Here, ${\widehat{T}}_i=\delta T_i/T_i$ and ${\widehat{n}}_i=\delta n_i/n_i$. From Equation (13), we conclude that the temperature perturbation and, accordingly, the flow are much stronger in a reactive fluid model. This is the reason why we have been able to recover both the ITB (poloidal spinup), the ETB (H-mode), and the Dimits shift [25] with our reactive fluid model. Here, we point out that both kinetic ballooning modes and peeling modes are active in the H-mode barrier. We thus realize that our new knowledge about correlations in electromagnetic systems, mentioned earlier in this work, is essential. We also stress that we have good agreement with strongly nonlinear turbulence simulations for the MHD ballooning parameter ($\alpha$) in transport barriers seen in Alcator C-mod [17].

5. Zonal Flows

As mentioned above, zonal flows are often important. They generally arise close to fluid resonances. Our rule for including the appearance of zonal flows is to use the Waltz rule [27]. This means that we subtract the $\mathbf{E}\times \mathbf{B}$ shearing rate from the growth rate. This procedure gives us the L-H transition as well as ITB and the Dimits nonlinear upshift. The Waltz rule gives us an excitation of zonal flows, the strength and location of which depend strongly on the fluid closure in fluid models.

6. Discussion

This paper explores the impact of electromagnetic effects on various plasma phenomena, including the correlation length, particle pinches, and the L-H transition. A noteworthy finding is that electromagnetic effects do not alter the asymptotic behavior, specifically for large FLR effect, of the eigenfunction. This behavior determines the shape of the eigenfunction, thereby influencing the correlation length. The advantage of fluid models over fully kinetic models is the vast difference in computing time. Here, it is not only the fact that fluid models do not need to work in six dimensional phase space but that they only work in three-dimensional configuration space.

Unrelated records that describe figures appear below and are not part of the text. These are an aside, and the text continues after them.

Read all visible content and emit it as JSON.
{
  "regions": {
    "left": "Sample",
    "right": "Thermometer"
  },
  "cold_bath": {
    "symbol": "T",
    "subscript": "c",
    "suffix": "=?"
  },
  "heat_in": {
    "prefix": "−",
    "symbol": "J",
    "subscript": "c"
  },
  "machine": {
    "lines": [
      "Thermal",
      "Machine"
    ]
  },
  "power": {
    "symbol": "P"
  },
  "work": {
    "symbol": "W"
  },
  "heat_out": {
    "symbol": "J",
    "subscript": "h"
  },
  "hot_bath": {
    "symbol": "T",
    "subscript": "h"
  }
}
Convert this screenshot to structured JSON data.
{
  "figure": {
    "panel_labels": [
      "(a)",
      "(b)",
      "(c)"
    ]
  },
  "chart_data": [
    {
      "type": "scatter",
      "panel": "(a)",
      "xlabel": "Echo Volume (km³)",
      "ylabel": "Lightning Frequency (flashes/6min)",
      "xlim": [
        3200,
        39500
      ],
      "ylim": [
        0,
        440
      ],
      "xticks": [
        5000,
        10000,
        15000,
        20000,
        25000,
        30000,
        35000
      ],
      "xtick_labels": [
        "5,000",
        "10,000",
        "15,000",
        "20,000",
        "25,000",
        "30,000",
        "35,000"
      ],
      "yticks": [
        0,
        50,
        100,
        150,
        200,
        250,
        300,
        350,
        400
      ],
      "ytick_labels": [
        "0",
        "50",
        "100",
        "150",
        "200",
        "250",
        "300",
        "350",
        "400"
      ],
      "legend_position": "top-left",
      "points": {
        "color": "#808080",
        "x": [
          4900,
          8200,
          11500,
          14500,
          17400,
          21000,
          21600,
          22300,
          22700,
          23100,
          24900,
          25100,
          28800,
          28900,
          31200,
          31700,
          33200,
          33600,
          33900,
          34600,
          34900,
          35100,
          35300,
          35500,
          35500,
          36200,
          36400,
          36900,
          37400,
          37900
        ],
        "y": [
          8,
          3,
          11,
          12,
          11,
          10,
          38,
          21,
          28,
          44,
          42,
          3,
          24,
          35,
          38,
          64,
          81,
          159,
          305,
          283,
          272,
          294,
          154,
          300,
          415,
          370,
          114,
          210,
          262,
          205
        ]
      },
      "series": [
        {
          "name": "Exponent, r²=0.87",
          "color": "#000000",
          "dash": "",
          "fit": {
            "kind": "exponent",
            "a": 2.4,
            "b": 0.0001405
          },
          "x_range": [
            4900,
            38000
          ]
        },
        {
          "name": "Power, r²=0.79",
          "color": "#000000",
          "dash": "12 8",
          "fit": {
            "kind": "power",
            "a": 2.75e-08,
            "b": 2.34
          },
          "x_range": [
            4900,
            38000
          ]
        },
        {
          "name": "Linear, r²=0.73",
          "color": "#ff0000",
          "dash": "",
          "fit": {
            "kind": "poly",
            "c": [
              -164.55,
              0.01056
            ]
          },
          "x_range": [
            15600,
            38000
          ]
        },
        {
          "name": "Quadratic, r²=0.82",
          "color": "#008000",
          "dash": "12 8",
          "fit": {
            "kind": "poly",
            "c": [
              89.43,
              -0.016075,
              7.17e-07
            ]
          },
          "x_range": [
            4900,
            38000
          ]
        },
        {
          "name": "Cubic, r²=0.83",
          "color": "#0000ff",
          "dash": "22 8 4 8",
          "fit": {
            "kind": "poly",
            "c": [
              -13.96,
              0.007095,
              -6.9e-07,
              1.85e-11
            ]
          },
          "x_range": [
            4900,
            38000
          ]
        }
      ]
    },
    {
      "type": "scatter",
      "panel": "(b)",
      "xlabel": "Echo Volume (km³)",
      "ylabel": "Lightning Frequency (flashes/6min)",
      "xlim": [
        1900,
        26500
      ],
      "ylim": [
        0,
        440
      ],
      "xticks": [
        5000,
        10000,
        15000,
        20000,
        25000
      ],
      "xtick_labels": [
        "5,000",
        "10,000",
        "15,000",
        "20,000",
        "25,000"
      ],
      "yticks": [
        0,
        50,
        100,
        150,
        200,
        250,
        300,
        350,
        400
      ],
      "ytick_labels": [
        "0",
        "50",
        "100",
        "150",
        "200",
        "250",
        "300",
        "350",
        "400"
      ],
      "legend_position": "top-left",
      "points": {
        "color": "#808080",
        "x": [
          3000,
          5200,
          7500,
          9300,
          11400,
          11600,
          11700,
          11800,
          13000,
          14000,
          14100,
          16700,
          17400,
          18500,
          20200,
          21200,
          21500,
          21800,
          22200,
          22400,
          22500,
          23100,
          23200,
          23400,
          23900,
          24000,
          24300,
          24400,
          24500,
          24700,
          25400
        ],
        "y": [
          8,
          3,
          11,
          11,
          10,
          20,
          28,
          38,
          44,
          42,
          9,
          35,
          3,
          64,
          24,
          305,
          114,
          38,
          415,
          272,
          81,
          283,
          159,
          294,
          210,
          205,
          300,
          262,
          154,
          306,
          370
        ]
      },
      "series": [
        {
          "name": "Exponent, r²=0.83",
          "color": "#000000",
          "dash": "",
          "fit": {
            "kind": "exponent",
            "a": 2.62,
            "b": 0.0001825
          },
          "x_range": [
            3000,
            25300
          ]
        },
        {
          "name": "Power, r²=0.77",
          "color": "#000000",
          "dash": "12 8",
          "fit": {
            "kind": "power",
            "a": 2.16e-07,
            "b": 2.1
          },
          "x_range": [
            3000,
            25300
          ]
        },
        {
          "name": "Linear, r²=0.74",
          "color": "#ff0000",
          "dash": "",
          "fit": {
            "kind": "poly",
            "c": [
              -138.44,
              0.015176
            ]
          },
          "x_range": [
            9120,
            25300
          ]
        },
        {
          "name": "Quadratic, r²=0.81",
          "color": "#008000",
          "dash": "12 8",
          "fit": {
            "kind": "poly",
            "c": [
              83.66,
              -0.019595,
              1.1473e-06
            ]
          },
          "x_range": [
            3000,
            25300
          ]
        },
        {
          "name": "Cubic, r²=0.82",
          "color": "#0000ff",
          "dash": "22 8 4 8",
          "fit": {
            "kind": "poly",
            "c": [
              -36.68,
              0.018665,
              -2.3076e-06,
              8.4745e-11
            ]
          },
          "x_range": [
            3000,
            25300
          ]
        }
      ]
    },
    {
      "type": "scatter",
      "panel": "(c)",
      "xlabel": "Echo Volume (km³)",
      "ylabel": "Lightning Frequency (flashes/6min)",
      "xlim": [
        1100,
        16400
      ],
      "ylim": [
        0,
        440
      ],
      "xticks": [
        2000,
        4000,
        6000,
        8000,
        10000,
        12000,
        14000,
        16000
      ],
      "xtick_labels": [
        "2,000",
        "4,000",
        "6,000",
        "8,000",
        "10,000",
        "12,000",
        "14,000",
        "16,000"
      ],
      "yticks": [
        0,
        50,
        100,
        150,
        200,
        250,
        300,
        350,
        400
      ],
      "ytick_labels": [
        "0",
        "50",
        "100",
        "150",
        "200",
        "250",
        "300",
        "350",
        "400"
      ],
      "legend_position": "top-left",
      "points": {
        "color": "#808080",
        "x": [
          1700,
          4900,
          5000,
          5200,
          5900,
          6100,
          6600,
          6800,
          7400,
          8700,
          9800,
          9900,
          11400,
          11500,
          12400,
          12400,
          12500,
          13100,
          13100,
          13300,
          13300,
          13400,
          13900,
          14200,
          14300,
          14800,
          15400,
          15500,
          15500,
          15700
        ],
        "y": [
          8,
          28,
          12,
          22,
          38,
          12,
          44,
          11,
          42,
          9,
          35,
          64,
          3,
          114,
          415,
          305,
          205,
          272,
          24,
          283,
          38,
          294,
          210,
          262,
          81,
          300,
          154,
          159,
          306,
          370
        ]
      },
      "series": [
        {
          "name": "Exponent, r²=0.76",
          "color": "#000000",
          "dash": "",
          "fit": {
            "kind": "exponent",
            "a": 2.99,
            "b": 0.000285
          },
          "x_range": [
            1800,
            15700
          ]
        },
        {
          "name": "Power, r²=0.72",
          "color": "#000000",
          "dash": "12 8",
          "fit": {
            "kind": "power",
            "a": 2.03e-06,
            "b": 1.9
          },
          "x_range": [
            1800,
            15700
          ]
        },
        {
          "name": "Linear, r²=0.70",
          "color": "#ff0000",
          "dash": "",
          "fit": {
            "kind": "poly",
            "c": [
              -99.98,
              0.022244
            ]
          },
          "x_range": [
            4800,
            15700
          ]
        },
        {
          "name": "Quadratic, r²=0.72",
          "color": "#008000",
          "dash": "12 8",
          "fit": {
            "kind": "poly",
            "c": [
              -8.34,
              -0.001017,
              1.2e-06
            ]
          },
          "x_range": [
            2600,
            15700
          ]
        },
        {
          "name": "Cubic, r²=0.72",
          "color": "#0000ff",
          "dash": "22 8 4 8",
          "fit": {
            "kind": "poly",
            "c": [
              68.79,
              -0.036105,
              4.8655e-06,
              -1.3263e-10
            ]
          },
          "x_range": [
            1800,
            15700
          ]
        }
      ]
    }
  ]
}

Another advantage of using fluid models is that it is sufficient to use a quasilinear theory, while kinetic models require strongly nonlinear effects such as resonance broadening. This is because kinetic velocities are several orders of magnitude larger than fluid velocities. In fact, it is resonance broadening that reduces kinetic theory to fluid theory, where we can truncate at the irreducible fourth moment [28]. We can also compare it with an electromagnetic kinetic paper [29].